Josh sırıtarak başını sallarken ben de Adler'in getirdiği tabağa bir göz attım. Bilerek veya bilmeyerek sevdiğim her şeyden koymuştu, mutlulukla çikolata sosunu alıp pankeklerin üzerine sıktım. Bu arada asansöre binmeden önce bize garip garip bakan yaşlı çift masamızın yanından geçti ve gözlerinde yine o yargılayıcı bakışları görüp kaşlarımı çattım. "Adler?"

Ağzına bir parça peynir atmadan önce bana döndü. "Söyle bebeğim." Josh bu kelimeye karşılık olarak değişik sevinç sesleri çıkartırken güldüm ve göz devirdim. "Az önceki çift, hani şu asansör beklerken bize garip garip baktıklarını söylediğim; işte onları yine gördüm ve hâlâ aynı şekilde bakmaya devam ediyorlardı. Biz yanlış bir şeyler mi yaptık?"

Josh ağzını araladığı anda Adler öksürmeye başladı, ona endişeyle portakal suyunu uzattığımda aldı ve tek dikişte bitirirken Josh'a uyarıcı bakışlar atmayı ihmal etmedi, ama olan olmuştu bile. "Tanrı aşkına Lexi," dedi Josh sırıtarak ağzındaki salamı çiğnerken, "bakmaları çok normal. Gece öyle gürültülüydün ki! Ah, tüm otel sakinlerinin Adler'in adını öğrendiğinden eminim."

Gözlerim büyürken öksürme sırası bendeydi, bu sefer ne portakal suyu ne de su işe yarardı, en son öksürüğüm bir türlü durmayınca Adler beni kucağına çekip sarstı ve ancak kendime gelebildim. İki erkek kahkahalarla gülerken saç diplerime kadar kızardığıma emindim, yüzümü Adler'in omzuna bastırıp gizlemeye çalıştım. Kahkahaları bitince saçlarımı okşayarak konuştu. "Ben de farkındayım, ama küçük doktorum utanıp başımın etimi yemesin diye susuyordum, seni aptal."
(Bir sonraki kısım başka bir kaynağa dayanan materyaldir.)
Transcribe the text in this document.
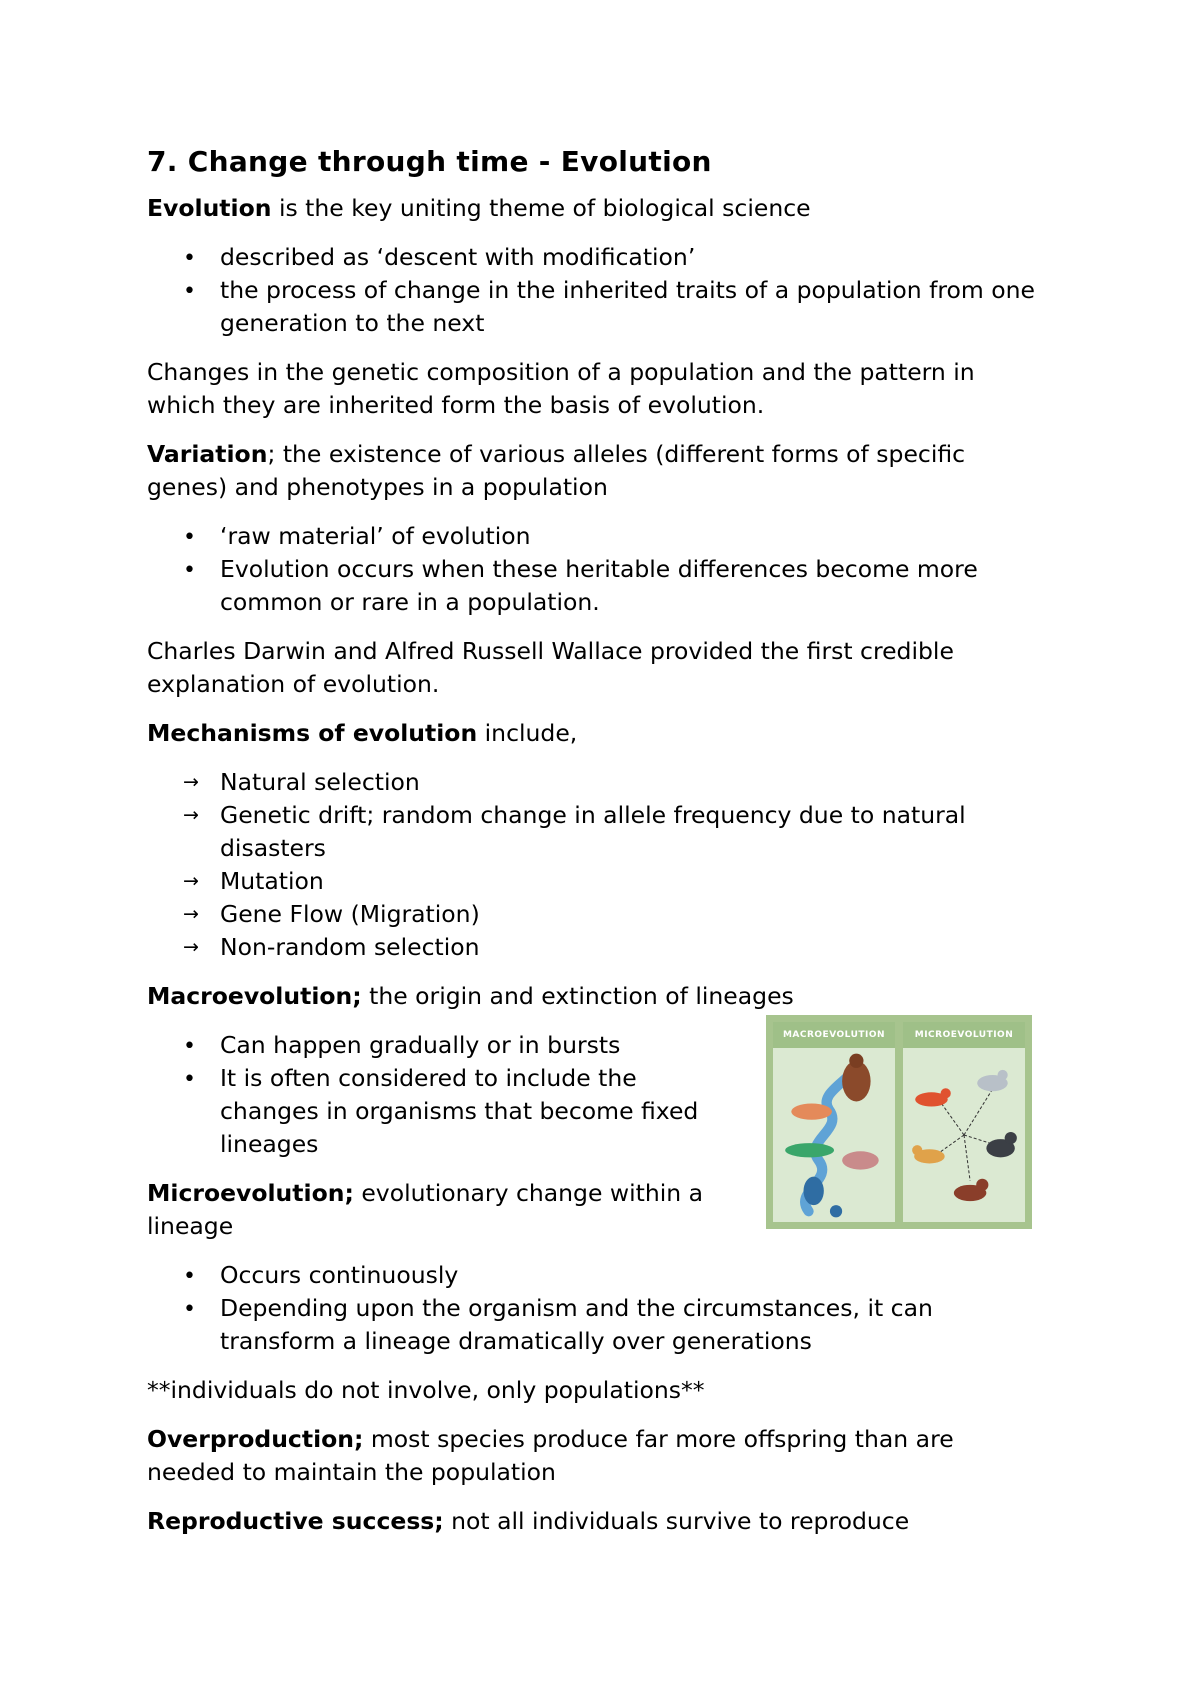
7. Change through time - Evolution

Evolution is the key uniting theme of biological science

•
described as ‘descent with modification’
•
the process of change in the inherited traits of a population from one generation to the next

Changes in the genetic composition of a population and the pattern in which they are inherited form the basis of evolution.

Variation; the existence of various alleles (different forms of specific genes) and phenotypes in a population

•
‘raw material’ of evolution
•
Evolution occurs when these heritable differences become more common or rare in a population.

Charles Darwin and Alfred Russell Wallace provided the first credible explanation of evolution.

Mechanisms of evolution include,

→ Natural selection
→ Genetic drift; random change in allele frequency due to natural disasters
→ Mutation
→ Gene Flow (Migration)
→ Non-random selection

Macroevolution; the origin and extinction of lineages

•
Can happen gradually or in bursts
•
It is often considered to include the changes in organisms that become fixed lineages

Microevolution; evolutionary change within a lineage

•
Occurs continuously
•
Depending upon the organism and the circumstances, it can transform a lineage dramatically over generations

**individuals do not involve, only populations**

Overproduction; most species produce far more offspring than are needed to maintain the population

Reproductive success; not all individuals survive to reproduce

MACROEVOLUTION	MICROEVOLUTION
"Ama cidden," diye devam etti Josh. "bir ara duvara vurasım falan geldi. Sap olduğumu son raddesine kadar hissettim uyumaya çalışırken."

Adler boynuma küçük bir öpücük bıraktı. "Hem gürültülüydü hem de vahşi. Sırtımın halini bir görsen... işkence etselerdi bu kadar yaralanmazdım."